Entering edit mode
4.6 years ago
ovariohisterectomia
▴
40
Hi! im generating a .fa file with the sequences of a list of genes that i got from a RNA-seq analysis. I did it with this
library(fastaR)
genelist <- scan("genelist.txt", what="character", sep=NULL)
fa_some_records(gene_list=genelist, fasta_file="genoma.fna", outfile="sc_myGenelist.fa")

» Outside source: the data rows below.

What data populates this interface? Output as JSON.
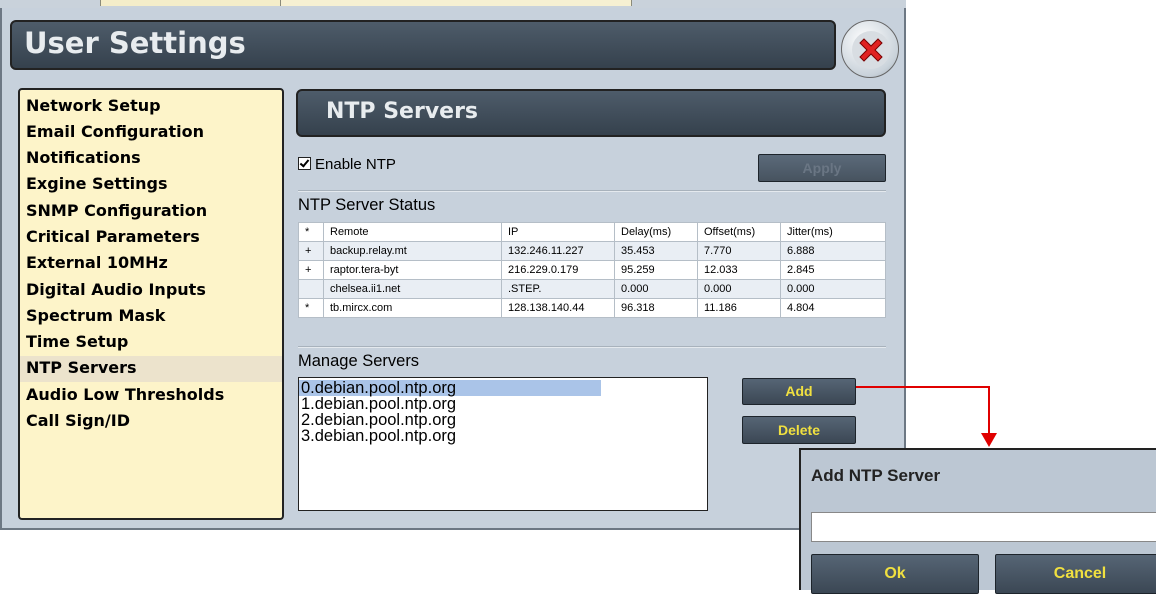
{
  "window": {
    "title": "User Settings"
  },
  "sidebar": {
    "items": [
      {
        "label": "Network Setup"
      },
      {
        "label": "Email Configuration"
      },
      {
        "label": "Notifications"
      },
      {
        "label": "Exgine Settings"
      },
      {
        "label": "SNMP Configuration"
      },
      {
        "label": "Critical Parameters"
      },
      {
        "label": "External 10MHz"
      },
      {
        "label": "Digital Audio Inputs"
      },
      {
        "label": "Spectrum Mask"
      },
      {
        "label": "Time Setup"
      },
      {
        "label": "NTP Servers",
        "selected": true
      },
      {
        "label": "Audio Low Thresholds"
      },
      {
        "label": "Call Sign/ID"
      }
    ]
  },
  "panel": {
    "title": "NTP Servers",
    "enable_label": "Enable NTP",
    "enable_checked": true,
    "apply_label": "Apply",
    "status_title": "NTP Server Status",
    "table": {
      "headers": [
        "*",
        "Remote",
        "IP",
        "Delay(ms)",
        "Offset(ms)",
        "Jitter(ms)"
      ],
      "rows": [
        [
          "+",
          "backup.relay.mt",
          "132.246.11.227",
          "35.453",
          "7.770",
          "6.888"
        ],
        [
          "+",
          "raptor.tera-byt",
          "216.229.0.179",
          "95.259",
          "12.033",
          "2.845"
        ],
        [
          "",
          "chelsea.ii1.net",
          ".STEP.",
          "0.000",
          "0.000",
          "0.000"
        ],
        [
          "*",
          "tb.mircx.com",
          "128.138.140.44",
          "96.318",
          "11.186",
          "4.804"
        ]
      ]
    },
    "manage_title": "Manage Servers",
    "servers": [
      "0.debian.pool.ntp.org",
      "1.debian.pool.ntp.org",
      "2.debian.pool.ntp.org",
      "3.debian.pool.ntp.org"
    ],
    "add_label": "Add",
    "delete_label": "Delete"
  },
  "dialog": {
    "title": "Add NTP Server",
    "input_value": "",
    "ok_label": "Ok",
    "cancel_label": "Cancel"
  },
  "colors": {
    "title_bar": "#3f4b57",
    "sidebar_bg": "#fdf4c9",
    "button_text": "#f0e040",
    "arrow": "#e00000"
  }
}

The bad news are that after that, the file sc_myGenelist.fa is empty (if i open with gedit) and the weight its 0kb)
i think the problem is because in genelist.txt the format is for example EGR_09983 and in the genoma.fna file, the format is like this NW_020171337.1
Is that a problem?
Thank you all!
there are the first lines of the files:
genelist.txt
EGR_01804
EGR_05374
EGR_07251
EGR_10508
EGR_07266
EGR_05599
EGR_01271
EGR_11080
EGR_10767
EGR_03982
genoma.fna
>NW_020171337.1 Echinococcus granulosus chromosome Unknown EG_S00967, whole genome shotgun sequence
AAATCAAATGACTGGCAAGACTACATCACTGCTGAAGTTGCTGCATCTAGTGTGagctaaaaggcaaaaattggaaagTA
CGCATTTCTGACAGGGTCATCTATTTGCTATCCTTTAGTAGGGAACATGCACACAGGTTTTAATTGCTTTAGGGAAAATG
GTTAGATTTAGTACAGTTTCACAAAATCCACATCTCCAATAATTCATCGGTTTCCTAATGAAATTGTACCTGATGCGTAG
ATTGTAATGGTCAAAGTTTATGGGATCCTGAGTGCTACAAGTGCACCAGAAcaaaattaaaggcaaaagcaaaatgcGCT
TTATTGACTGTCAACACATGGCAATACTGTGCTGGTGTGCACCCGAATTAGGGCTTCTAGTAATACGATTGTGGGGTTCT
CTGTTACCtccaaattcaacaaaatcatTACTGGCTGCCGTTCAGTATATTAAAAGTGGACACCATTCTACattggattt
tacaaaatataaatcTATTTTATCATAATTAACGataaaaggttttatttttattccattgtTTGGTATTTGCGTCATAG
CTTGCGTTAAAGTGCAGTAGTTCAAACCAAAGTAAACATTAATACCAAATGTAGAGGGCGATATCTGACGTTCTTCcttg
attattttctttttttaaaagaaaaaccatATTGTTAGGGAGTATAAGTCTCCCATGGCAGCAAAAAAAGTGTGTCGAAC
TTGAAACTGTGCAAATGAAGagagtttgcaaaaatacacCAAGCTAAGTGTGTTTCAAGGGGGGATTAAAGATGTGGAAA
GTGTGCTTAAGTTGTGATAAATCACGTTTGCGATATTAGCGCCACAAACTCCTTTATCAAAGTGCCTCTCATCGACAATC
AAAAGTGTTCGATTTAGTTCTAAACCTTTGAAGGTCCATCGCCCGCCCATCCACCAATTTACCCACACATTCACCTCGAT
CATCTCGCTTTCTTTACTAATATTGATAAAGAGATTCCTCTAA
I assume query (genelist.txt) should match exactly to the headers in multi-fasta (genoma.fna) file
Switch to a better documented/used - more popular - tool than a random github repository. Try seqkit, maybe.